Catherine Labourés miraculous medal

If you look at my word cloud, you might be forgiven for thinking I’m an expert on George W. Bush, and so if you arrived at my site as someone did the other day with the query “What time did George W. Bush go to bed,” you might actually find the answer, or at least my projection, from my life onto his.

You might also believe I’m an expert on Catholic feast days, in which case you would have been sorely disappointed, as one searcher surely was, to arrive at Celebrating Time yesterday asking about “feast day November 27” and finding, instead, a disquisition on the iphone.

She, poor soul (sorry to be sexist here, but I am assuming it’s a she), tried again today with “catholic feast days 28 november,” so now I feel obligated to oblige, and, happily, one stone can kill both of these birds.

There aren’t too many saints who get two feast days, which puts Catherine Labouré in the august company of Joseph and John the Baptist. It’s her day today, even though she wasn’t martyred or beheaded and didn’t die or be born on this day. In fact, she didn’t do much of anything on November 28 except maybe rest up from her vision of November 27, 1830, when the Virgin Mary appeared and gave her all the specifications for a miraculous medal. “Have a medal struck according to this model,” Mary said. “Those who wear it, when it is blessed, will receive great graces, especially if they wear it around their necks. There will be graces in abundance for all who wear it with confidence.”

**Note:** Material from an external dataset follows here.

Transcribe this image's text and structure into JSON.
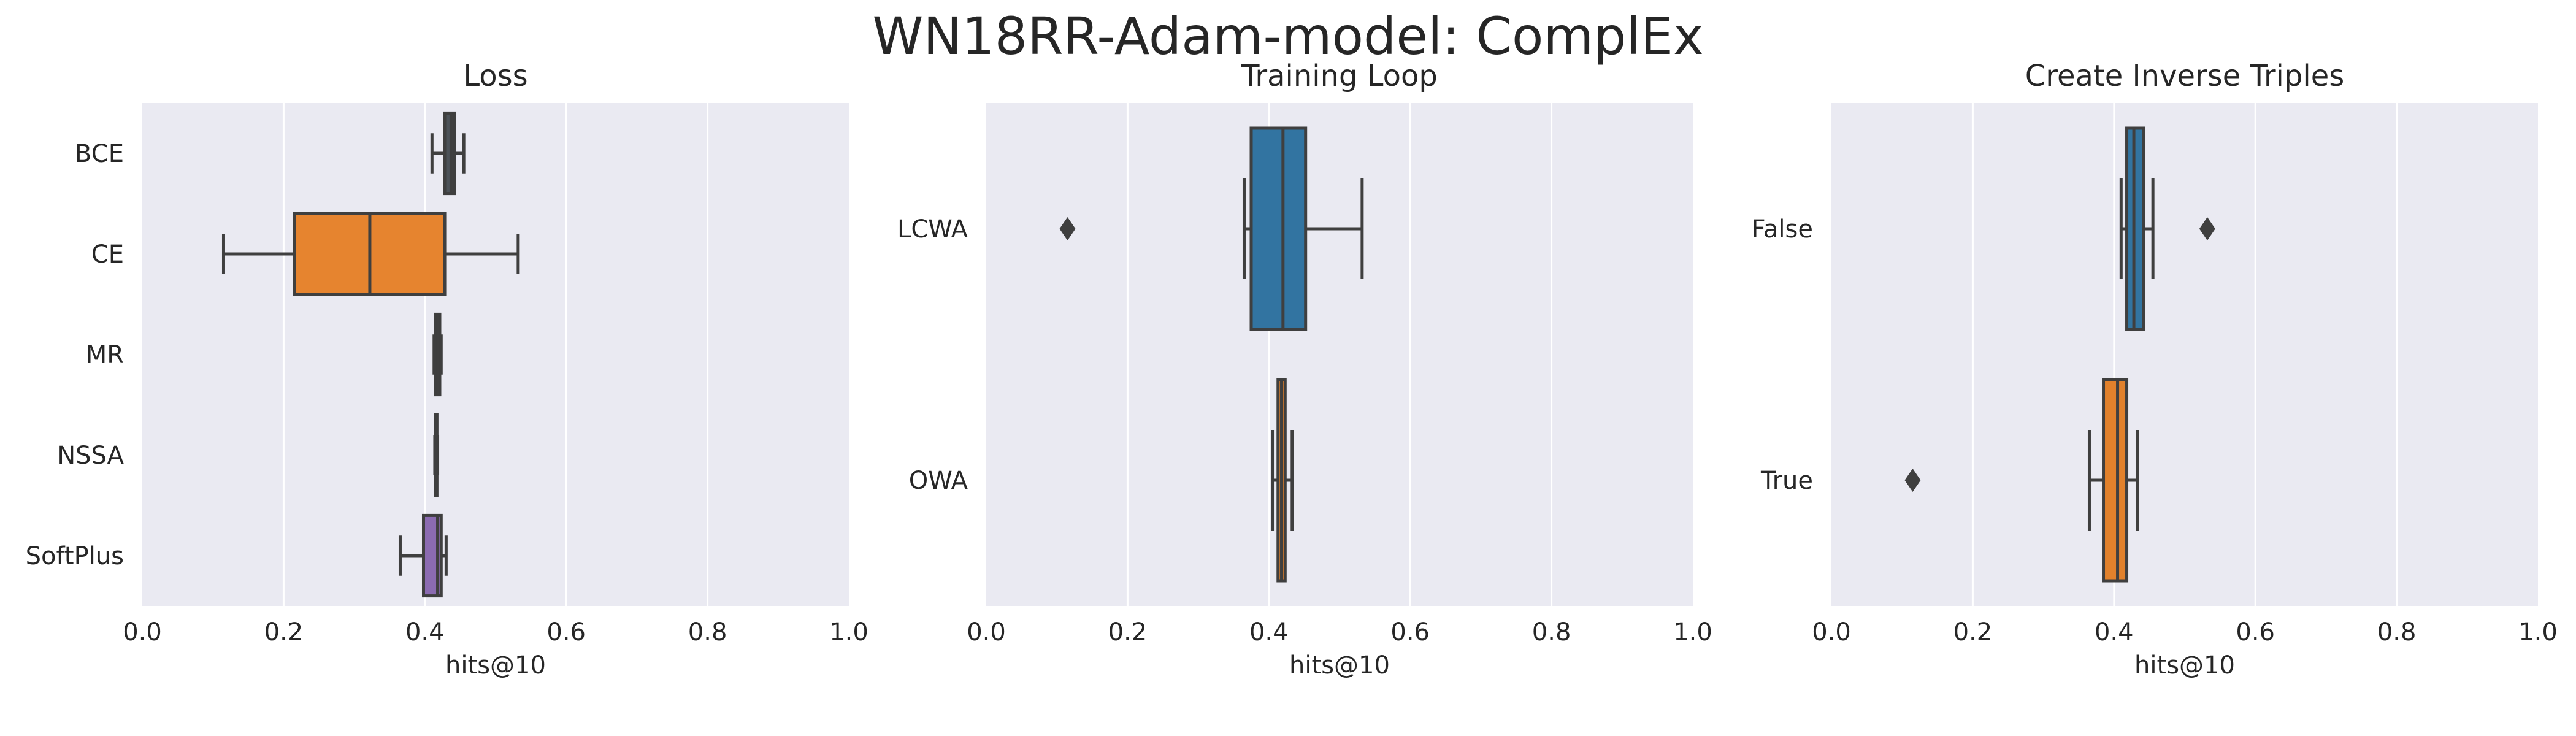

November 27 thus became the only Catholic feast day for a medal.

Since Catherine was only a postulant nun, she had to be secretly investigated by the Archbishop of Paris, but finally he determined the vision was real, the medal was struck, and all kinds of miracles resulted, including the conversion of a Jewish banker; but the real proof is that Catherine’s body, after she died, was “uncorrupt,” as they say, and you can still see it in Paris at La Chapelle Notre Dame de la Médaille Miraculeuse; whereas, most likely, that Archbishop’s body is long gone.

Black Friday: Yes, I’m writing about shopping

I hate shopping. I hate stores and shopping carts and coupons. I hate Christmas decorations before Thanksgiving (and after Thanksgiving) and canned Christmas music and fake Santa Clauses. I hate talking about shopping and bargains and what other people bought.

So I’ve been putting off doing something about my three-year-old cell phone with a battery life of just one, very short, conversation, because I was dreading going to the AT&T store. (Yes, I’ve made the big jump 1) to a smart phone; and 2) away from Verizon, because my very hip son tells me I’m an iPhone person not a Blackberry person, and since I’m so proud of this I now have to prove him right.)

But I learned yesterday (from this same hip son) that you don’t have to go to the AT&T store. I buy books and curtains and frying pans and even shoes online, but somehow it didn’t occur to me that you can not only buy an iPhone, but keep your number and get the Apple store to break the news to Verizon that you’re breaking up with them, all while happily sitting here.

I’m now on the cutting edge of communicative technology (albeit about two years too late), and you can expect all kinds of texts and tweets to follow. Maybe there’s even an app that will do all my Christmas shopping.